A hundred years ago, things were different but the same.
We needed to eat, but what we ate was very much a national rather than international cuisine.
We had to travel, but we would walk, bicycle of take the train.
We enjoyed entertainment, with a visit to the cinema once a month as a treat.
We had to talk, and most of this communication would be face-to-face.
A century later, we eat an international cuisine, catch a plane as easily as a train, watch the movies on our telephones and communicate 24 by 7 by remote media.
But one thing hasn’t changed much.
Cash.
We still pay for stuff and the majority of us pay with cash.
Notes and coins.
Cash.
Sure, we know cash usage will change significantly with mobile internet, but it shows what a slow burn it’s been when you look at the posters I discovered the other day.
The posters are for cash machines, and the first is from 1912.
It’s a lovely looking poster, but the writing for the ad is what really gets me:
Cash Machines: we make them for all kinds of businesses. Prices from $20 to $795.
All sorts of stores, factories, garages, dining cars, county and city offices, commissaries, public service offices, hotels, theatres and newspaper offices are included in the list. They are used in the largest stores and on the smallest corner stands.
They are used in the store farthest North and the store farthest South.
Certain kinds are made especially for department stores, railroads and banks. They give quick service and protection and do things no other machines sold can do.
Our office registers certify and classify accounts and records. They give the most positive checks for bookkeepers, auditors and mangers. No other machines sold give so much information and protection with as little work and in in so short a time.
We have spent 30 years in studying the needs of all businesses where money is handled and records kept. We make cash registers to fit every need and this was why we make over 300 styles and sizes.
Our registers safeguard all transactions occurring between employes (sic) and customers. They save time, work and worry and insurer to proprietors all their profits.
They cost so little and do so much.
Write or call and have the kind of register suitable for your business explained to you. Investigation will cost you nothing.
We have a representative in your vicinity.
Beautiful marketing that would work today, but over 300 machines to handle cash for different businesses? Well, I suppose we still have that today when you consider the different machinery being used by airlines, retailers and banks.
Then we move on a decade, and find that technological breakthroughs abound
This time, we can see things have really changed when the wording tells us:
It is more than a cash register. Besides doing all a cash register should do, it adds the items of a sale as the amounts are registered and prints their total on a ticket for the customer.
Wow!
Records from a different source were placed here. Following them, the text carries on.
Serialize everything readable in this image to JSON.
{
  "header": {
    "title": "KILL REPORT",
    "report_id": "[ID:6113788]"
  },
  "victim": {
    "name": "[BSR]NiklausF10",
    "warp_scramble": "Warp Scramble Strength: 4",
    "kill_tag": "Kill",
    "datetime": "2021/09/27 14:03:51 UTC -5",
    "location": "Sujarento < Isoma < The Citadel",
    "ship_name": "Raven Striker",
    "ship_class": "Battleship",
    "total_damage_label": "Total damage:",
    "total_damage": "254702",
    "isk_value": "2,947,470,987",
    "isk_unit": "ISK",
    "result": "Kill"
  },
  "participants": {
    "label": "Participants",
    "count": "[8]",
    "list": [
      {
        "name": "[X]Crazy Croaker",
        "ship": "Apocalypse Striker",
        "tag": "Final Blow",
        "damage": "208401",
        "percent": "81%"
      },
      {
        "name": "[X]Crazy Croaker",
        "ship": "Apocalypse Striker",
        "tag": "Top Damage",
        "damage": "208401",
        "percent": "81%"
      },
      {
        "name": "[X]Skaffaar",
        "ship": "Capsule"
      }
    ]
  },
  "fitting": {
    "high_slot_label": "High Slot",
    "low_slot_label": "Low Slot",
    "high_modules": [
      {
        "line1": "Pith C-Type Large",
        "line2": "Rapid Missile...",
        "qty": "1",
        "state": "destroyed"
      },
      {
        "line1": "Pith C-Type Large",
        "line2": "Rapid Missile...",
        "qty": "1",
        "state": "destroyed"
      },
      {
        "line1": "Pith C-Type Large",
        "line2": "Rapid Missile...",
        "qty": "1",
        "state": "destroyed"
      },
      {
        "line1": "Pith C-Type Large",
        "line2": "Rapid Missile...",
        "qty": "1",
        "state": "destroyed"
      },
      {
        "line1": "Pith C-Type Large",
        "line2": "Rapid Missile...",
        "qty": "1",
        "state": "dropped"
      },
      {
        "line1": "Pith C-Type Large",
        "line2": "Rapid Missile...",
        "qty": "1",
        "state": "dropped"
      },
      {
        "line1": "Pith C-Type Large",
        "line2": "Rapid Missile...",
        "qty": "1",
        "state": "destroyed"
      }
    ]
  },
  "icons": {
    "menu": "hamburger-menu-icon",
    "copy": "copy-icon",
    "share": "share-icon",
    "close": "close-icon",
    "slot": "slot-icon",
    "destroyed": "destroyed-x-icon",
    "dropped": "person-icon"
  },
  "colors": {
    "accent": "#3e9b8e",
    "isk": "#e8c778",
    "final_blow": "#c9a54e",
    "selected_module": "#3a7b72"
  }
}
Automated customer invoices using paper ticketing with a total on it.
I love it (wish I’d been blogging back then!).
This was significant progress, with not a great deal changing beyond this until the 1950s when the machines not only gave paper tickets with totals, but also told staff how much change to give the customer.
All of the messages are about speed, service and cost.
Not a great deal has changed today to be honest.
We are still using cash and cash registers, we are still focused upon the customer expdeirence, speed and cost, but the messaging is more subtle and technological.
We are still using cash and cash registers, we are still focused upon the customer expdeirence, speed and cost, but the messaging is more subtle and technological.
Just look at how the cash register of 2012 advertises itself:
Source: NCR Silver
So things haven’t changed much … except that, if you didn’t spot it, the last ad doesn’t involve cash. It's a card payment. So maybe cash has had its day, after all, and if the cash register is just a smartphone dongle then you may want to checkout some other ads.
For example, here's one from Times Square:
Source: techcrunch
Talking of Square, here's another one:
So today's cash register is mobile phone and today's cash is ... cashless!
Chris,
Initially your article seems to rest on the assumption that cash = notes and coins. While colloquially this may be people's understanding (and historically this has been the case), the terms cash is not used today only to means notes and coins ... THEREFORE it must be referring to something different. Then you point out that increasingly today's 'cash' is 'cashless' ... which is a bit confiusing! Surely the point to make is that whereas previously we thought of cash in tangible terms, increasingly practice shows that it is essentially an accounting phenomenon - an intangible value. So we need to catch up in our language by distinguishing between 'cash' as value in exchange and the form in which it is embedded (such as notes and coins).
Otherwise it makes no sense to talk about companies being 'cash rich' etc unless we mean Henry Ford with banknotes stuffed into a strongbox in his factory. It is surely only the physicalism of present day consciousness that connects us to cash as notes and coins in the same way that we are bound to the idea that gold still has a monetary significance.
Posted by: Arthur Edwards | November 10, 2012 at 09:40 AM
Hey Arthur
I've had the debates about the semantics of cash being a euphemism for any form of value exchange before, but the industry generally uses the term 'cash' to mean the exchange of physical notes and coins as a value exchange. Money is slightly less specific, and the general discussion is about the move away from physical exchange (cash) to electronic exchange (value).
Chris
Posted by: Chris Skinner | November 10, 2012 at 03:58 PM
Cash, remind me....
Oh yes, that funny stuff which now accounts for less than 10% of my personal payments.